Many people think Paris Roubaix is done and dusted after this point, but beyond de Gruson lies the rough and tough Pave de Hern, a snake like section that, although allowing respite at times with it’s wide gravel verge, still had to be ridden with respect; I saw more near moments around here than anywhere else.
With the pave over, the road to the iconic Roubaix Velodrome is simply a case of navigating through the suburbs on a route differing greatly from the pro-race, even facing a series of traffic lights that really sapped morale and energy from your body.
Cars parked on the celebration kilometre of pave (not really pave of note) made it a simple choice to avoid and I swung into the velodrome with the final lap bell ringing, whistles blowing and cheers from the infield as I hit the track. Sadly there was no one around me to race to the line, but I just sprinted anyway. How could I do otherwise?
Sitting exhausted and battered in the infamous Roubaix Velodrome showers, I had the luck to choose the cubicle inscribed with the name of three time winner Francesco Moser. The stark, uncomfortable nature of the showers would be frowned upon by some who posses little sense of history or place, but for others it’s a place of pilgrimage.
I contemplated that this sportive is ‘old school’. Lacking hype, it offers a relaxed organisational climate and because of it you feel more in touch with the VC Roubaix and their team of local support. I got a sense that they are proud of the race, their sportive, the velodrome (now complete with the addition of a very new indoor velodrome) and this area of the Nord de Calais, an area recovering from economic downturn.
With beer and frites in hand I was told that Rouleur Managing Editor, Ian Cleverly, had given a great impression of my video narrative style to the ‘long’ group as they pedalled and talked on the road sections. It made me laugh to hear this and it rounded off a great day in ‘Hell’.
Paris Roubaix 2010 – Brutal
‘Brutal’, is all I could utter when asked how it went; what else could I say? A little earlier I had fallen into the arms of a friend in Roubaix Velodrome centre. I felt so weak and there was simply nothing left in my body, but my soul was full, very full.

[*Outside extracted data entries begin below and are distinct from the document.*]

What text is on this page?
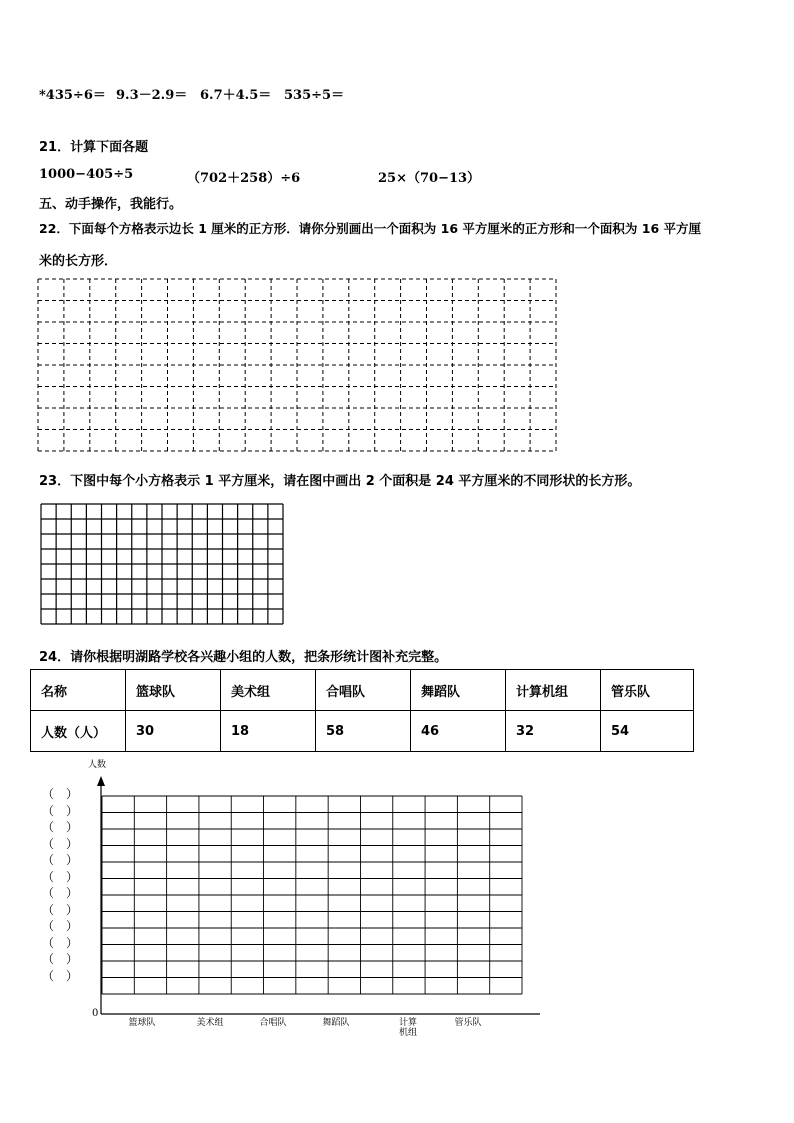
*435÷6＝ 9.3－2.9＝ 6.7＋4.5＝ 535÷5＝
21．计算下面各题
1000−405÷5	（702＋258）÷6	25×（70−13）
五、动手操作，我能行。
22．下面每个方格表示边长 1 厘米的正方形．请你分别画出一个面积为 16 平方厘米的正方形和一个面积为 16 平方厘
米的长方形．
23．下图中每个小方格表示 1 平方厘米，请在图中画出 2 个面积是 24 平方厘米的不同形状的长方形。
24．请你根据明湖路学校各兴趣小组的人数，把条形统计图补充完整。
名称	篮球队	美术组	合唱队	舞蹈队	计算机组	管乐队
人数（人）	30	18	58	46	32	54
人数
0
（　）
（　）
（　）
（　）
（　）
（　）
（　）
（　）
（　）
（　）
（　）
（　）
篮球队	美术组	合唱队	舞蹈队	计算
机组
管乐队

The biannual Paris Roubaix Cyclo Sportive held in June follows the route of the ‘Hell of the North’ professional race, and it also brings out the spectators in droves to enliven the morale of any rider. The event is a matter of great civic pride and as a rider you feel very much welcome by the locals and authorities. Not an entrepreneur in sight, this is an old school event organised locally, giving it a special romantic atmosphere. I was joined by many Brits, not forgetting riders from all across the world. A team from the Basque country ‘won’ the team prize of a giant cobble (I was part of a team who won it a few years back) and they had shown up as if they were the pro squad.